The RSF said that although President Rodrigo Duterte created a task force on media security in 2016 to address media killings, his administration used several methods to pressure and silence journalists who criticized his anti-illegal drug campaign.

It cited online media company Rappler, which faces cases from several government agencies, most notably, the Securities and Exchange Commission (SEC).

The SEC revoked Rappler's business license in January, saying the media outfit had engaged in fraud and circumvented the Constitutional provision on foreign ownership by failing to disclose over $1 million (around ₱50 million) in investments by U.S.-based Omidyar Network.

This decision led to the barring of Rappler's Malacañang reporter from Palace grounds and covering the President, a move widely-regarded as a violation of press freedom.

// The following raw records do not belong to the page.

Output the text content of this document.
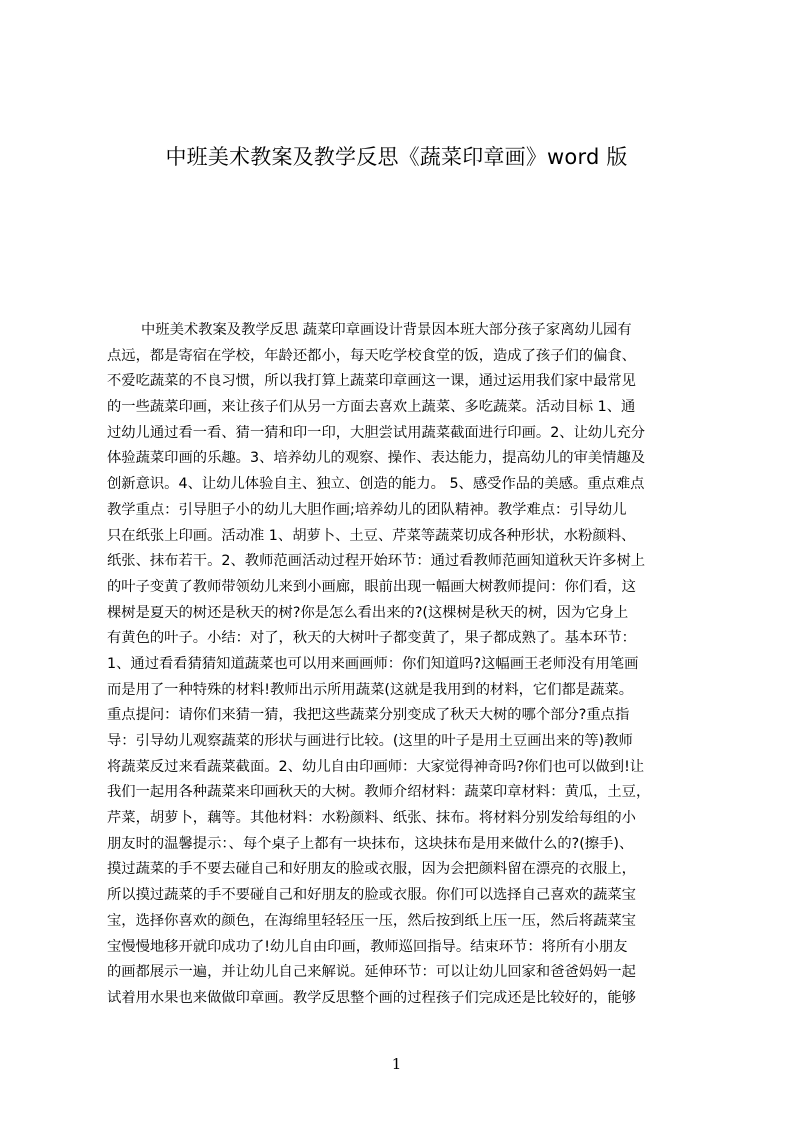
中班美术教案及教学反思《蔬菜印章画》word 版
中班美术教案及教学反思 蔬菜印章画设计背景因本班大部分孩子家离幼儿园有
点远，都是寄宿在学校，年龄还都小，每天吃学校食堂的饭，造成了孩子们的偏食、
不爱吃蔬菜的不良习惯，所以我打算上蔬菜印章画这一课，通过运用我们家中最常见
的一些蔬菜印画，来让孩子们从另一方面去喜欢上蔬菜、多吃蔬菜。活动目标 1、通
过幼儿通过看一看、猜一猜和印一印，大胆尝试用蔬菜截面进行印画。2、让幼儿充分
体验蔬菜印画的乐趣。3、培养幼儿的观察、操作、表达能力，提高幼儿的审美情趣及
创新意识。4、让幼儿体验自主、独立、创造的能力。 5、感受作品的美感。重点难点
教学重点：引导胆子小的幼儿大胆作画;培养幼儿的团队精神。教学难点：引导幼儿
只在纸张上印画。活动准 1、胡萝卜、土豆、芹菜等蔬菜切成各种形状，水粉颜料、
纸张、抹布若干。2、教师范画活动过程开始环节：通过看教师范画知道秋天许多树上
的叶子变黄了教师带领幼儿来到小画廊，眼前出现一幅画大树教师提问：你们看，这
棵树是夏天的树还是秋天的树?你是怎么看出来的?(这棵树是秋天的树，因为它身上
有黄色的叶子。小结：对了，秋天的大树叶子都变黄了，果子都成熟了。基本环节：
1、通过看看猜猜知道蔬菜也可以用来画画师：你们知道吗?这幅画王老师没有用笔画
而是用了一种特殊的材料!教师出示所用蔬菜(这就是我用到的材料，它们都是蔬菜。
重点提问：请你们来猜一猜，我把这些蔬菜分别变成了秋天大树的哪个部分?重点指
导：引导幼儿观察蔬菜的形状与画进行比较。(这里的叶子是用土豆画出来的等)教师
将蔬菜反过来看蔬菜截面。2、幼儿自由印画师：大家觉得神奇吗?你们也可以做到!让
我们一起用各种蔬菜来印画秋天的大树。教师介绍材料：蔬菜印章材料：黄瓜，土豆，
芹菜，胡萝卜，藕等。其他材料：水粉颜料、纸张、抹布。将材料分别发给每组的小
朋友时的温馨提示：、每个桌子上都有一块抹布，这块抹布是用来做什么的?(擦手)、
摸过蔬菜的手不要去碰自己和好朋友的脸或衣服，因为会把颜料留在漂亮的衣服上，
所以摸过蔬菜的手不要碰自己和好朋友的脸或衣服。你们可以选择自己喜欢的蔬菜宝
宝，选择你喜欢的颜色，在海绵里轻轻压一压，然后按到纸上压一压，然后将蔬菜宝
宝慢慢地移开就印成功了!幼儿自由印画，教师巡回指导。结束环节：将所有小朋友
的画都展示一遍，并让幼儿自己来解说。延伸环节：可以让幼儿回家和爸爸妈妈一起
试着用水果也来做做印章画。教学反思整个画的过程孩子们完成还是比较好的，能够
1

Duterte denied having a hand in the SEC decision,  saying that the decision was not an issue of press freedom, but abuse of power on the part of Rappler's owners.

"We never had a hand and I don't give a s*** if you continue or not continue with your network...Those people who have been attacking us below the belt...He who comes to equity must come with clean hands...if you're trying to throw garbage at us the least we can do to explain is (ask) how about you?! Are you also clean?" Duterte had demanded.

The President had also attacked the broadsheet Philippine Daily Inquirer and local television network ABS-CBN for alleged biased coverage of his administration.

But Presidential Spokesperson Harry Roque repeatedly said the administration was not against reporters critical of its policies.

"We will never prevent any media organization from practicing their profession. That is our firm commitment. We will never curtail the exercise of the freedom of the press, except access to the Palace is not part of the freedom of the press," he said in February.

The World Press Freedom Index serves an indicator of media freedom based on evaluations of pluralism, media independence, and respect for the safety and freedom of journalists.